Selena’s album feels like a nod to something like that idea, because the songs on Rare don’t really cover new feelings, though sometimes they introduce new feelings about the old ones. The album follows a path set by Revival: bad behavior in love (“Sober” and “Same Old Love”), mourning and an ensuing moment of clarity (“Camouflage”), a clean break free (“Revival”), and a confidence anthem on the dance floor (“Me & My Girls” and “Me & the Rhythm”). On Rare, the pattern is the same, if elevated with smoother expressions of those feelings in the lyrics. There’s bad behavior on “Rare,” which is addressed and analyzed in “Lose You to Love Me,” which produces results on “Look at Her Now.” Selena then vows independence and “therapy” through movement on songs like “Dance Again” and “Let Me Get Me,” which itself nods to the vicious cycle of “Camouflage,” when she sings, “Me and the spiral are done/Burn this camouflage I've been wearing for months.”

The parallels are so obvious that there’s almost a pain to them in the midst of how enjoyable these songs are to listen to. It’s the same kind of cringe when you sit down with friends you’ve had for years only to find yourself repeating the same heartbreaks from a decade ago, ones you’d sworn you’d gotten over. You make progress, but maybe you don’t actually ever get over anything. You say you won’t forget, but you allow the same kinds of people in anyway.

Still, there are some shifts in perspective. In 2015, Selena sang, “I'm so sick of that same old love, that sh*t, it tears me up.” As a fan pointed out on Twitter, the Rare counterpart happens in “Cut You Off”: “How could I confuse that sh*t for love?”
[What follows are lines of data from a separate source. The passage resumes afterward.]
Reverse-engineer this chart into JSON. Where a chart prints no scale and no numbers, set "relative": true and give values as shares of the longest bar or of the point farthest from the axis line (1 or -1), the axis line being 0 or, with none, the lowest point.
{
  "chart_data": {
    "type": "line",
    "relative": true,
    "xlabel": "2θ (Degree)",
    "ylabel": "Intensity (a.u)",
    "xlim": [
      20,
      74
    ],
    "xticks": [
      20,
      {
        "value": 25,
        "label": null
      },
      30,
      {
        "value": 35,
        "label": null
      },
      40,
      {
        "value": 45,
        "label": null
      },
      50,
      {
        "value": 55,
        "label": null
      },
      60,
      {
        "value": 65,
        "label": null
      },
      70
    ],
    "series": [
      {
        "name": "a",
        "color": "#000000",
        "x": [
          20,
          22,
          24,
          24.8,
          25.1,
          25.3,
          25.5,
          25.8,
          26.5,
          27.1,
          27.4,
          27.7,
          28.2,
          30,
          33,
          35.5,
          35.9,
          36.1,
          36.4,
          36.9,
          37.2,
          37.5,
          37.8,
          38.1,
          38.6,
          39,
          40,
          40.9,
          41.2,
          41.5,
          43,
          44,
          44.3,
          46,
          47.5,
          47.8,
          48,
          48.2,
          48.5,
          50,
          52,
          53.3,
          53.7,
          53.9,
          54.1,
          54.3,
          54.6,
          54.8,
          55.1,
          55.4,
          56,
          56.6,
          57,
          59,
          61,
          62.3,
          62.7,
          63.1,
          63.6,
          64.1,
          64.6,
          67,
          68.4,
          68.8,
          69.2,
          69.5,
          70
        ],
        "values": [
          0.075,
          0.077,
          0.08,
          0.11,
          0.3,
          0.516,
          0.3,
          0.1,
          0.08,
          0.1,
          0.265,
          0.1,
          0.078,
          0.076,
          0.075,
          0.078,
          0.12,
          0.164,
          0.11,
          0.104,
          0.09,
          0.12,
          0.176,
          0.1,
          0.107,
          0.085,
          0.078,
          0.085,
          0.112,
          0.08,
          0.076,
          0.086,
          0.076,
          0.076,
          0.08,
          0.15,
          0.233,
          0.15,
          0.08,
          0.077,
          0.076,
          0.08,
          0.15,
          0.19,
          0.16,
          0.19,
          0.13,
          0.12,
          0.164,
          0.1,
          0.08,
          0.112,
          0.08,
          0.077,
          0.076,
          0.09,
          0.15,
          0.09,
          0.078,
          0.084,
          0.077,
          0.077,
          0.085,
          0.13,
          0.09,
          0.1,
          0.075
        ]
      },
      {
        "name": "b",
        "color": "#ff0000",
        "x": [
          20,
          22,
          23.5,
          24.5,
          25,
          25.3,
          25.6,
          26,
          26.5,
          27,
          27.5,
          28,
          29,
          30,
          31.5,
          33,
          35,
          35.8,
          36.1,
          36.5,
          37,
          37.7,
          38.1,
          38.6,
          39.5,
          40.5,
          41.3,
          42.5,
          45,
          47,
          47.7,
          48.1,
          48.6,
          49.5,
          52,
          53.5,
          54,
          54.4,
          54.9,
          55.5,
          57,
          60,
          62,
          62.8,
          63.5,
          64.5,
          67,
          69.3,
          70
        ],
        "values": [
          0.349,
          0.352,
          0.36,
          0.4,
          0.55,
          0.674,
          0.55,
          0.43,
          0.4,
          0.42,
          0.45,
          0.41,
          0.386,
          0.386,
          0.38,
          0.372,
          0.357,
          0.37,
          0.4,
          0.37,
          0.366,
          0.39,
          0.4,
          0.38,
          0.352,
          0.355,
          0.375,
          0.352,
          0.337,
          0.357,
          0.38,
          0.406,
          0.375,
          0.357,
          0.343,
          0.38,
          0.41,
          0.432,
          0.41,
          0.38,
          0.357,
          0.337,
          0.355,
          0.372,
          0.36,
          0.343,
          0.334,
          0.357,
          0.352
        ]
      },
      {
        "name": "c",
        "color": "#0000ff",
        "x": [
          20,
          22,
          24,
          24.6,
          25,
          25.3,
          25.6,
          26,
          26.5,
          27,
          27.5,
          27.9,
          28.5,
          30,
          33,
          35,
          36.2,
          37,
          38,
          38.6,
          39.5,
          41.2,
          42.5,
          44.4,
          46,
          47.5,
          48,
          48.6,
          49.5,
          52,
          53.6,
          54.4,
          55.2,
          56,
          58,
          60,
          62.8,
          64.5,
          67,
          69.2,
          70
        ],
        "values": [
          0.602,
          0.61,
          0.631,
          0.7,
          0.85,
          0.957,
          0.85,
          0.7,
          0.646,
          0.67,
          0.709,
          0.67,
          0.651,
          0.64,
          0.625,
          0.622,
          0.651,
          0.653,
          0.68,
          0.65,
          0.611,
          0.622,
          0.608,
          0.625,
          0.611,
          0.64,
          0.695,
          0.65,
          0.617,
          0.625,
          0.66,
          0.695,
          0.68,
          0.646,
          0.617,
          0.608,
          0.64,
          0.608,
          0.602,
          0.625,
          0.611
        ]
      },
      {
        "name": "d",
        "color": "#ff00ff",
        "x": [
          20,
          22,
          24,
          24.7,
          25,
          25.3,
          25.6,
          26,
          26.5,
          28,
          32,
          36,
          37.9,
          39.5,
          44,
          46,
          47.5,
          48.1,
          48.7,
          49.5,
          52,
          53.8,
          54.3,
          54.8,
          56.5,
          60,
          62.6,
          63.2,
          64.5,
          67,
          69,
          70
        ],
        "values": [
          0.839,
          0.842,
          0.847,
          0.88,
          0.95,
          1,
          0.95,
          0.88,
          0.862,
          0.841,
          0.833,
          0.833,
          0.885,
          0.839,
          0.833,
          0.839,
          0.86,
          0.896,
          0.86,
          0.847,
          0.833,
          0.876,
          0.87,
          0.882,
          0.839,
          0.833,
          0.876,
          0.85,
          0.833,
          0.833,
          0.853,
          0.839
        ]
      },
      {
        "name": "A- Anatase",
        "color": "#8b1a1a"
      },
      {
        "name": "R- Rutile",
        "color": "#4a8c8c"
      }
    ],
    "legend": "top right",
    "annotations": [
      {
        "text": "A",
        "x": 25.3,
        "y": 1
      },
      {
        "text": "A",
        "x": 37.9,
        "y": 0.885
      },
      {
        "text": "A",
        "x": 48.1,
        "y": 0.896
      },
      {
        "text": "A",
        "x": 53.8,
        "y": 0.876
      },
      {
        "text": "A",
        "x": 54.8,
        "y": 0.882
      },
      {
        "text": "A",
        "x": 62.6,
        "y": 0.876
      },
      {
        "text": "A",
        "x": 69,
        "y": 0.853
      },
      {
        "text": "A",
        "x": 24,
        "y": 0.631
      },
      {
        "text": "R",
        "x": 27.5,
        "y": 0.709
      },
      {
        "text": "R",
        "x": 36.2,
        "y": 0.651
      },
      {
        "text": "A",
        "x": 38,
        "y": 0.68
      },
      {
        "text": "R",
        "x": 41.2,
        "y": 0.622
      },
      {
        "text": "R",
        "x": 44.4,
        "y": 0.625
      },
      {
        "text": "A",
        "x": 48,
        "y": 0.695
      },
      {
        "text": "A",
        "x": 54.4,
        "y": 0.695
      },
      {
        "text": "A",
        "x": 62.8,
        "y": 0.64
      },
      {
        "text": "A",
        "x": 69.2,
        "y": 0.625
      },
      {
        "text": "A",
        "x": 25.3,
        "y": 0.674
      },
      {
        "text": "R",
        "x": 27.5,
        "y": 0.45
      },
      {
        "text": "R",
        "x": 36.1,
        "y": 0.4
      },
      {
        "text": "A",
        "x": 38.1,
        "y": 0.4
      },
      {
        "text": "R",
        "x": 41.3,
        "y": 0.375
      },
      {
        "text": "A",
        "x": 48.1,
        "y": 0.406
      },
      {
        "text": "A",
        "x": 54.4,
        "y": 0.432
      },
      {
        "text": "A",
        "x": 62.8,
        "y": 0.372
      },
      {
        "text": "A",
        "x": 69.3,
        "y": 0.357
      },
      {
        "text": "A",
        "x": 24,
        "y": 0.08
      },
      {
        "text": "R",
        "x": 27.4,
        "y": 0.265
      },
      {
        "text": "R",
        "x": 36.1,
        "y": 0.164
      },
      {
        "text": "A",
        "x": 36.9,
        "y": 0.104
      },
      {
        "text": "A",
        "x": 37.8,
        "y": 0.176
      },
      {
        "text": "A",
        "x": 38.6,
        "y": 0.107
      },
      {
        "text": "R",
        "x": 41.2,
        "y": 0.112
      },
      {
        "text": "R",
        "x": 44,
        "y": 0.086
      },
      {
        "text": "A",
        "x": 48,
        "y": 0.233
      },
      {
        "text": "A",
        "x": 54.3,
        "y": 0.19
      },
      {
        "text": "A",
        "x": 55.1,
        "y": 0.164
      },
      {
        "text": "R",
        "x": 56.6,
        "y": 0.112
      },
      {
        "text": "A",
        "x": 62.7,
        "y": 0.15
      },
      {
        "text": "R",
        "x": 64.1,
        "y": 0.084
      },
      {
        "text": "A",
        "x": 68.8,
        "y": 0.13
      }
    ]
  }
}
That kind of compelling whiplash is part of what makes Selena primed to thrive in a music environment that prizes singles. The surprise one-two punch of “Lose You to Love Me” and empowerment sequel “Look At Her Now” was a delicious drama in two acts. In the years between her two albums, she released a slew of infectious, sharp pop songs — “Bad Liar,” “Fetish,” — and also chose smart features, like “It Ain’t Me” (with Kygo) and “Anxiety” (from frequent collaborator Julia Michaels’s album).

In album form, Selena’s curatorial instincts with her songwriting partners take on a bleaker feeling against the backdrop of their extremely listenable beats. But hey, these are bleak times. And sometimes you have to keep singing the same song over and over and over again, in the hopes that someday the lesson will stick.